I absolutely disagree with what my hon. Friend the Member for Nottingham, West (Mr. English) has just said about the quality, design, workmanship and skill of Parsons workers. He talked about unfortunate workers of an inefficient company. That was a reference to a company which has a distinguished record at home and abroad in producing turbo-generators. He was absolutely wrong in saying that.
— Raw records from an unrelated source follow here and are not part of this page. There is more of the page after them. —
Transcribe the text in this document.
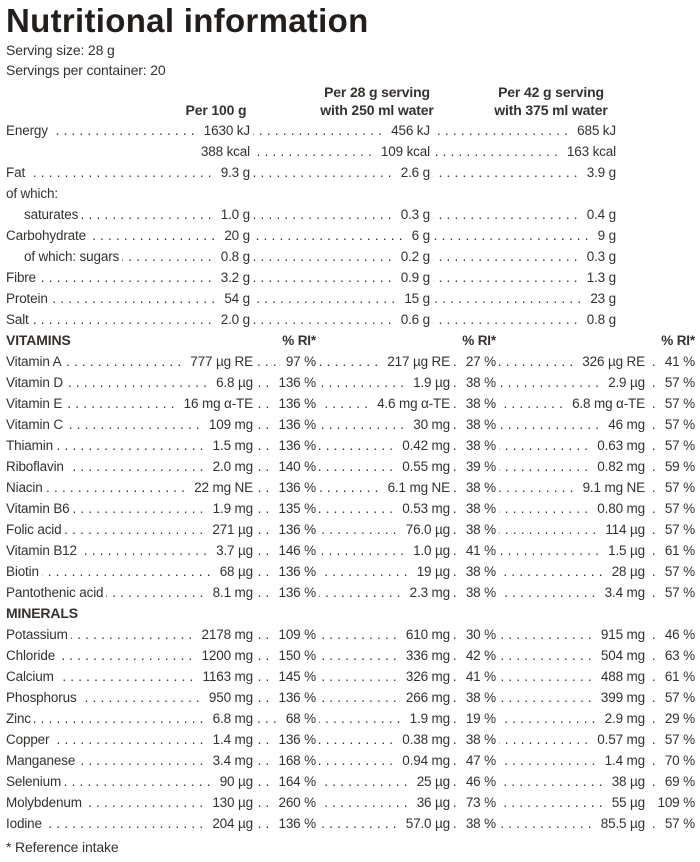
Nutritional information
Serving size: 28 g
Servings per container: 20
Per 100 g
Per 28 g serving
with 250 ml water
Per 42 g serving
with 375 ml water
Energy .....	1630 kJ .....	456 kJ .....	685 kJ
388 kcal .....	109 kcal .....	163 kcal
Fat .....	9.3 g .....	2.6 g .....	3.9 g
of which:
saturates .....	1.0 g .....	0.3 g .....	0.4 g
Carbohydrate .....	20 g .....	6 g .....	9 g
of which: sugars .....	0.8 g .....	0.2 g .....	0.3 g
Fibre .....	3.2 g .....	0.9 g .....	1.3 g
Protein .....	54 g .....	15 g .....	23 g
Salt .....	2.0 g .....	0.6 g .....	0.8 g
VITAMINS	% RI*	% RI*	% RI*
Vitamin A .....	777 µg RE ..... 97 % .....	217 µg RE ..... 27 % .....	326 µg RE ..... 41 %
Vitamin D .....	6.8 µg ..... 136 % .....	1.9 µg ..... 38 % .....	2.9 µg ..... 57 %
Vitamin E .....	16 mg α-TE ..... 136 % .....	4.6 mg α-TE ..... 38 % .....	6.8 mg α-TE ..... 57 %
Vitamin C .....	109 mg ..... 136 % .....	30 mg ..... 38 % .....	46 mg ..... 57 %
Thiamin .....	1.5 mg ..... 136 % .....	0.42 mg ..... 38 % .....	0.63 mg ..... 57 %
Riboflavin .....	2.0 mg ..... 140 % .....	0.55 mg ..... 39 % .....	0.82 mg ..... 59 %
Niacin .....	22 mg NE ..... 136 % .....	6.1 mg NE ..... 38 % .....	9.1 mg NE ..... 57 %
Vitamin B6 .....	1.9 mg ..... 135 % .....	0.53 mg ..... 38 % .....	0.80 mg ..... 57 %
Folic acid .....	271 µg ..... 136 % .....	76.0 µg ..... 38 % .....	114 µg ..... 57 %
Vitamin B12 .....	3.7 µg ..... 146 % .....	1.0 µg ..... 41 % .....	1.5 µg ..... 61 %
Biotin .....	68 µg ..... 136 % .....	19 µg ..... 38 % .....	28 µg ..... 57 %
Pantothenic acid .....	8.1 mg ..... 136 % .....	2.3 mg ..... 38 % .....	3.4 mg ..... 57 %
MINERALS
Potassium .....	2178 mg ..... 109 % .....	610 mg ..... 30 % .....	915 mg ..... 46 %
Chloride .....	1200 mg ..... 150 % .....	336 mg ..... 42 % .....	504 mg ..... 63 %
Calcium .....	1163 mg ..... 145 % .....	326 mg ..... 41 % .....	488 mg ..... 61 %
Phosphorus .....	950 mg ..... 136 % .....	266 mg ..... 38 % .....	399 mg ..... 57 %
Zinc .....	6.8 mg ..... 68 % .....	1.9 mg ..... 19 % .....	2.9 mg ..... 29 %
Copper .....	1.4 mg ..... 136 % .....	0.38 mg ..... 38 % .....	0.57 mg ..... 57 %
Manganese .....	3.4 mg ..... 168 % .....	0.94 mg ..... 47 % .....	1.4 mg ..... 70 %
Selenium .....	90 µg ..... 164 % .....	25 µg ..... 46 % .....	38 µg ..... 69 %
Molybdenum .....	130 µg ..... 260 % .....	36 µg ..... 73 % .....	55 µg ..... 109 %
Iodine .....	204 µg ..... 136 % .....	57.0 µg ..... 38 % .....	85.5 µg ..... 57 %
* Reference intake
The position facing the Government was that in the absence of a capacity for restructuring we would in the future either have been observing and contemplating the withdrawal of this large section of the industry or considering its retention to permit discussions to continue. That was the basis upon which the decision was taken.

Mr. Hardy

I welcome the decision, but will my right hon. Friend accept that there is much greater concern on the Labour Benches for the efficient use of our energy resources than appears to exist on the Opposition Benches? Is my right hon. Friend aware that the coal to which he referred, which will be mined in Selby in Yorkshire, is of high quality? It is, therefore, essential that the highest possible level of thermal efficiency should be achieved at the new power station. Is my right hon. Friend confident that there will be a significant advance in this area and that that will make a contribution to the future prosperity of the industries which will create Drax?

Mr. Benn

I cannot go beyond saying that the Drax B station, burning Selby coal, will be a very good technical bargain and a bargain for the consumer, because it will use coal in the most efficient way. The coal being an indigenous fuel, it will meet some serious and unchallenged long-term energy policy requirements.

Mr. Skinner

Will my right hon. Friend confirm that the long-term security of all the workers either at GEC or at Parsons can be met only on the basis of a publicly-owned industry and not according to the whims of either Arnold Weinstock or anybody at Parsons? Will he also confirm that in the 1950s and 1960s, failure to order power stations contributed to the massive closure of pits throughout Great Britain and that, as a result of that, it is important to ensure that there are no further delays?

Mr. Benn

The question of the organisation of the turbo-generator industry is one for my right hon. Friend the Secretary of State for Industry. Any integrated energy or fuel policy which this country needs would give a very high place to modern coal-fired capacity, given the enormous resources of coal that we have and the fact that they are indigenous fuels which we should use in efficient power stations. Drax B will be such a station. Although this matter was raised with me by a number of trade unions with which I discussed it, it is in the first instance for my right hon. Friend the Secretary of State for Industry to deal with it.